Overview: Finders Keepers takes a closer look at the bizarre story of John Wood and Shannon Whisnant, two men from small-town North Carolina who engage in a custody battle over an amputated leg. The Orchard; 2015; Rated R; 83 minutes.

A Comic Tragedy: It’s hard to believe, but the legal battle over the leg might be the dullest thing about Finders Keepers. It’s what the leg stands for to these men that’s really fascinating. “It’s a funny story, but it’s borne of tragedy,” Wood’s mother says early on in the film, and as the story progresses, the tragedy of it all begins to far outweigh the comedy. But that’s okay. In fact, it’s better than okay. This bold decision by documentarians Bryan Carberry and J. Clay Tweel to embrace the sadness, rather than try to joke their way around it, is exactly what makes Finders Keepers the amazing film that it is. There’s tragedy in both men’s stories. For Wood, the original owner of the leg, it begins with struggles with addiction, continues with the loss of his beloved father in the same plane crash that took his leg, and reaches a height with a newfound addiction to the painkillers he took while dealing with his injury. Wood’s addictions ruined his relationship with his family and made life nearly unbearable. Wood admits that for a while, the custody battle over his leg was the only thing that made his life worth living. For Whisnant, who bought the leg, the struggles are more internal. He plans to use the leg to achieve desperate long-held dreams of fame and fortune that haven’t yet been reached. His dreams tear him emotionally away from his wife, and the pursuit of fame means so much to Whisnant that he nearly cries when talking about it.

Complexity of Character: Finders Keepers works as well as it does because it refuses to let Wood and Whisnant fall into stereotypes. At first glance, Wood is the clear hero. With a kind smile, a good-natured, likeable aura, and a natural sense of humor, it’s easy to root for Wood. When he talks about his addictions and mistakes in the past, he doesn’t make excuses. He is honest and sometimes brutal in how he talks about his past self. He often seems capable of stepping back and looking at how absurd the entire situation is. Whisnant says things like, “It’s a win-win-win. If you’re just winning, or win-winning, that’s just winning or win-winning, but when you’re win-win-winning, you’re win-win-winning.” Yes, he really said that. Whisnant is larger-than-life, frustrating at times, and seemingly quite selfish. But even at the height of his antics, he’s sympathetic, and Carberry and Tweel do an amazing job of tapping into why Whisnant is the way he is.
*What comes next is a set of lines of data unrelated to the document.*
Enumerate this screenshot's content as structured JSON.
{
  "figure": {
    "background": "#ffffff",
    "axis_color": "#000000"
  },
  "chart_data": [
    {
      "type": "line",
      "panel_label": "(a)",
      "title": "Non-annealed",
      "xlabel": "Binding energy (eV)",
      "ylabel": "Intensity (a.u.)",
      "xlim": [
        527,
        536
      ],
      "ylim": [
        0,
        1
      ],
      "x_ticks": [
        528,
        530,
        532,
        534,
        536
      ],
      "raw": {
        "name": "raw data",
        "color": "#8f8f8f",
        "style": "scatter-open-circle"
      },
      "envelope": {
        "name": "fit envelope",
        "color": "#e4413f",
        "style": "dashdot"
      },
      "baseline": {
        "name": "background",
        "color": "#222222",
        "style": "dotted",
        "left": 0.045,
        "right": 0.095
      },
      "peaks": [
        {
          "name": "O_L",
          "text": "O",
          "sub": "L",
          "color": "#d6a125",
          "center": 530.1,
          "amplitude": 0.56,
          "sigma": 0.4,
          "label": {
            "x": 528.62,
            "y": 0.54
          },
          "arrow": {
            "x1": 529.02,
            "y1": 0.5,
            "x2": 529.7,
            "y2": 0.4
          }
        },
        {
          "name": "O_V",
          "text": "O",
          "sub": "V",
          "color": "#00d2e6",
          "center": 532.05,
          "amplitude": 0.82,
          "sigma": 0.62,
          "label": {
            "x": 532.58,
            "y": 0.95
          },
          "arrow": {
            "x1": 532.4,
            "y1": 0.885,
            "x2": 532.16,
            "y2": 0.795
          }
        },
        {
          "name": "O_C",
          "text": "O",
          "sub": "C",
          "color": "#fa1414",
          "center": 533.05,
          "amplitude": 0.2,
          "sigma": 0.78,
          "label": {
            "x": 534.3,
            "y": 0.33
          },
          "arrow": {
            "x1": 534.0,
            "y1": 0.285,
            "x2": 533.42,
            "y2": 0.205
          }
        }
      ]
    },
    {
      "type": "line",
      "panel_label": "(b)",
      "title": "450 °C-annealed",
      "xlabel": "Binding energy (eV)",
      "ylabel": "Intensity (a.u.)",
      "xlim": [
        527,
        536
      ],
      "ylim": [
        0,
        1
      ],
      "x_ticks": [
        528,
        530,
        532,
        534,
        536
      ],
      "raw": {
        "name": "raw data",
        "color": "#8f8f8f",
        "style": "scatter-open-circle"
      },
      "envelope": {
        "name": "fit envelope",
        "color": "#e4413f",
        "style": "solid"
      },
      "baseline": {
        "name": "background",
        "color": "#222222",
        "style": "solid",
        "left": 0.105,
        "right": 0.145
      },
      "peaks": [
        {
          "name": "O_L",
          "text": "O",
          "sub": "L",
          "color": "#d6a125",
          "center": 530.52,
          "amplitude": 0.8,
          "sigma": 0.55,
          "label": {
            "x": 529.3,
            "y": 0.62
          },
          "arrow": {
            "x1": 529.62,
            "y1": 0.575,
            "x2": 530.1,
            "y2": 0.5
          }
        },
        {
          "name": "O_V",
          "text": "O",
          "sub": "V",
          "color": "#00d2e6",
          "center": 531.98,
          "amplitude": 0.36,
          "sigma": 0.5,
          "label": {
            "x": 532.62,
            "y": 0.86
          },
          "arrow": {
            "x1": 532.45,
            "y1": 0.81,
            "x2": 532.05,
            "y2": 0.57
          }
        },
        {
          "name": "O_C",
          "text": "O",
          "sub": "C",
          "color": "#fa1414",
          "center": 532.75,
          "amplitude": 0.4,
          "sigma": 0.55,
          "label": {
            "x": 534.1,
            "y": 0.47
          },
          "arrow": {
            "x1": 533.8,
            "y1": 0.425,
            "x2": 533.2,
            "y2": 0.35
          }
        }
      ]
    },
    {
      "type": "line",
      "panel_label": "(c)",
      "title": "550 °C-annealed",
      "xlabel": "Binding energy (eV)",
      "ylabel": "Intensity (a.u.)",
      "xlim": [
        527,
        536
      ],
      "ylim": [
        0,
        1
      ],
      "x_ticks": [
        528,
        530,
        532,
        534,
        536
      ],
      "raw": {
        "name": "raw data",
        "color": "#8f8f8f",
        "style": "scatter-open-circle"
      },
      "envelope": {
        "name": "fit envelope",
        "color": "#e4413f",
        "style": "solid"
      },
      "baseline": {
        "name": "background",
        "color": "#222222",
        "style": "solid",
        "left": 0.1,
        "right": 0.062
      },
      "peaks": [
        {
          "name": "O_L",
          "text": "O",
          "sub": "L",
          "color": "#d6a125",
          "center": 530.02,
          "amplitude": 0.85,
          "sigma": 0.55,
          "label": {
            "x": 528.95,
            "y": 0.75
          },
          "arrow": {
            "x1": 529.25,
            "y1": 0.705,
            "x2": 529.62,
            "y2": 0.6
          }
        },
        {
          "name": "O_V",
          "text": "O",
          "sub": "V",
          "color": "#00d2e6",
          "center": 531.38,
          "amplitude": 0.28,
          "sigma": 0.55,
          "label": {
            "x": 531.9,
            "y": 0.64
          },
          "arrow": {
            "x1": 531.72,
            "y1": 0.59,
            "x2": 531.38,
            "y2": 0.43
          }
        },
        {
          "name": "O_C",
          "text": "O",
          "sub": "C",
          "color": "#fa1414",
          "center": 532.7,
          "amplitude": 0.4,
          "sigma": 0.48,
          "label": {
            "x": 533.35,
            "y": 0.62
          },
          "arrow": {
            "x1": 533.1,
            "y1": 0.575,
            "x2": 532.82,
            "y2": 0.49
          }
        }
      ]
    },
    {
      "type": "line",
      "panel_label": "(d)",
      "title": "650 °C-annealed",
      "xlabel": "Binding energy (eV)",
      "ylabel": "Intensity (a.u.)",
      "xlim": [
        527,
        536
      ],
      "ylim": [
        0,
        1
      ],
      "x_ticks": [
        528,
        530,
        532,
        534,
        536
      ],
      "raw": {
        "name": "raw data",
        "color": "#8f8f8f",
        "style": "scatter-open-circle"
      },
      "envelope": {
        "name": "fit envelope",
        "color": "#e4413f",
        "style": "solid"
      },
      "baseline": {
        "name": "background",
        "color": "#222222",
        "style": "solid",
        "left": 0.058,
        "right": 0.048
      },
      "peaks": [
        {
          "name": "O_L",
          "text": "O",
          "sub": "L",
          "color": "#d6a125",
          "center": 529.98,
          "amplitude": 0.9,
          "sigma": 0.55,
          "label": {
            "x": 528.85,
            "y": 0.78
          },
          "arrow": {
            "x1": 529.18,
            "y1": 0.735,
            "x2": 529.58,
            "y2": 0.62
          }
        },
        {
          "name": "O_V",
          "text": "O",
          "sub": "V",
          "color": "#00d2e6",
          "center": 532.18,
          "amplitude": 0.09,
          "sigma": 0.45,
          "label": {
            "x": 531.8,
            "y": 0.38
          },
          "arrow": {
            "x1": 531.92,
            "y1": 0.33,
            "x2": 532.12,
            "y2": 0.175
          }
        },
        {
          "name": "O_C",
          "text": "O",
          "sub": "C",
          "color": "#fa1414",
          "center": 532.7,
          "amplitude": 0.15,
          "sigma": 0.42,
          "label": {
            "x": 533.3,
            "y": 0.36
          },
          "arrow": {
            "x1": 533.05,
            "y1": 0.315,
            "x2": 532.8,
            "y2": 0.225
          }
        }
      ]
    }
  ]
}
Overall: Finders Keepers reminds us of something that is all too easy to forget: There is so much more to people that meets the eye. Who knows what stories we might be missing out on by assuming that things are as simple as they seem? Thankfully, Finders Keepers didn’t make this mistake, and boy, did it dig up some amazing stories. With a premise even the best screenwriter would have trouble imagining and profoundly complex characters, Finders Keepers is a heartfelt documentary that finds the humanity behind its tabloid headline.